La sala se llena de alegres carcajadas. El iconoclasta bramido de Katie es el leitmotiv de los enterados. Llegan más delegados. Se rompen grupos y vuelven a formarse.

–¡Ah, hola Martha! Qué tal, Walt... Me alegro de verte... ¡Marie, tú aquí!

Alguien ha dado la señal. Un seco matraqueo se produce cuando los presentes arrojan sus vasos de plástico a las papeleras y se dirigen en tropel a la sala de proyección. Los más bajos, encabezados por Amato, se dirigen hacia las primeras filas. Bastante más atrás, en las butacas caras, el delfín de Darker en Estudios de Obtención, Neal Marjoram, comparte íntimas carcajadas con un espiócrata americano de cabello cobrizo cuya tarjeta de identificación reza centroamérica-fondos. Su risa se desvanece al tiempo que las luces. Uno con ganas de juerga dice «¡Acción!» Burr mira por última vez a Goodhew. Éste sonríe al techo, retrepado en su asiento, como un asiduo a los conciertos que conoce bien la música. Joe Strelski inicia su discurso.
Y Joe Strelski se sabe al pie de la letra su papel de proveedor de desinformación. Burr está perplejo. Tras una década de decepciones no se le había ocurrido hasta hoy que los pelmazos son los mejores embusteros. Burr está convencido de que si a Strelski le conectaran detectores de mentiras de los pies a la cabeza, las agujas no se arredrarían: demasiado aburridas iban a estar. Strelski habla durante cincuenta minutos y cuando termina nadie puede aguantar un minuto más. Su monotonía cargada de palabras convierte en ceniza la inteligencia más sensacional. El nombre de Richard Onslow Roper apenas sale de sus labios. En Londres lo había utilizado sin ningún escrúpulo. Nuestro blanco es Roper; Roper es el centro de la telaraña. Pero en Miami, frente a una audiencia compuesta de Puristas y Ejecutores, Roper ha quedado en segundo plano, y cuando Strelski se descuelga con un frío espectáculo de diapositivas, será el doctor Paul Apostoll quien obtenga el estrellato en calidad de «principal intermediario de los carteles en este hemisferio durante los últimos siete años...».

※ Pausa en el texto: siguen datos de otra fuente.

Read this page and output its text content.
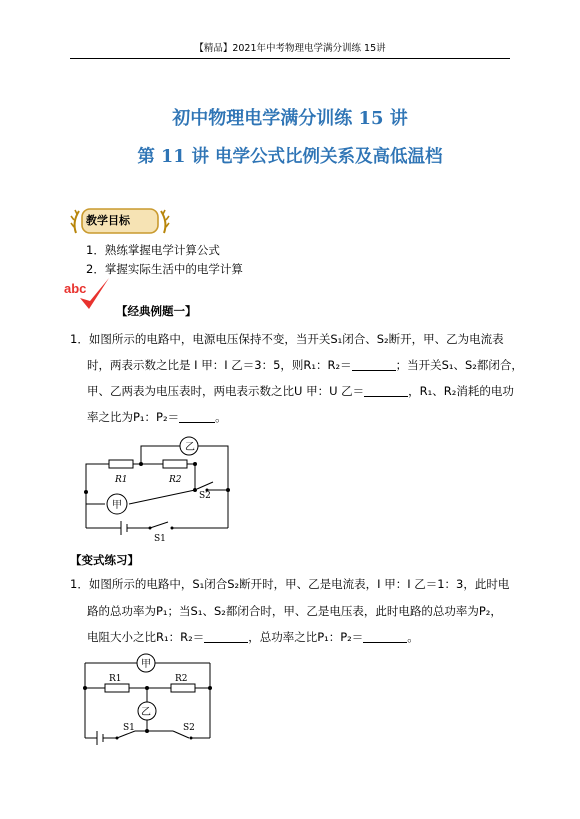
【精品】2021年中考物理电学满分训练 15讲
初中物理电学满分训练 15 讲
第 11 讲 电学公式比例关系及高低温档
教学目标
1．熟练掌握电学计算公式
2．掌握实际生活中的电学计算
abc
【经典例题一】
1．如图所示的电路中，电源电压保持不变，当开关S₁闭合、S₂断开，甲、乙为电流表
时，两表示数之比是 I 甲：I 乙＝3：5，则R₁：R₂＝	；当开关S₁、S₂都闭合，
甲、乙两表为电压表时，两电表示数之比U 甲：U 乙＝	，R₁、R₂消耗的电功
率之比为P₁：P₂＝	。
乙
甲
R1	R2
S2
S1
【变式练习】
1．如图所示的电路中，S₁闭合S₂断开时，甲、乙是电流表，I 甲：I 乙＝1：3，此时电
路的总功率为P₁；当S₁、S₂都闭合时，甲、乙是电压表，此时电路的总功率为P₂，
电阻大小之比R₁：R₂＝	，总功率之比P₁：P₂＝	。
甲
乙
R1	R2
S1	S2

Strelski recorre el tedioso proceso de describir con toda precisión a Apostoll como el «eje primordial de nuestras investigaciones iniciales» y brinda un laborioso recuento de «las exitosas actividades de los agentes Flynn y Amato» al colocar un micrófono en el nuevo despacho de Apostoll en Nueva Orleáns. Si Flynn y Amato hubieran arreglado un grifo en el lavabo de caballeros, Strelski no lo habría explicado con menor emoción. Mediante una sola frase soberbiamente fastidiosa, leída de un texto que tenía preparado, sin puntuación y llena de falsos énfasis, consigue que su público corra en pos de Morfeo:

–La base de la Operación Lapa son los indicadores del servicio secreto a partir de diversas fuentes técnicas en el sentido de que los tres principales carteles colombianos habrían firmado un pacto mutuo de no agresión a modo de requisito previo para proveerse de un blindaje militar a la medida del vigor financiero de que disponen y capaz de hacer frente a la doble amenaza que prima sobre su pensamiento conceptual. –Pausa–. Estas amenazas son –otra pausa–: Uno, prohibición armada por parte de Estados Unidos a instancias del gobierno colombiano. –No del todo llevada a la práctica–: Dos, la fuerza creciente de los carteles no colombianos, sobre todo en Venezuela y Bolivia. Tres, el gobierno colombiano actuando por cuenta propia pero con el estímulo práctico de las agencias estadounidenses.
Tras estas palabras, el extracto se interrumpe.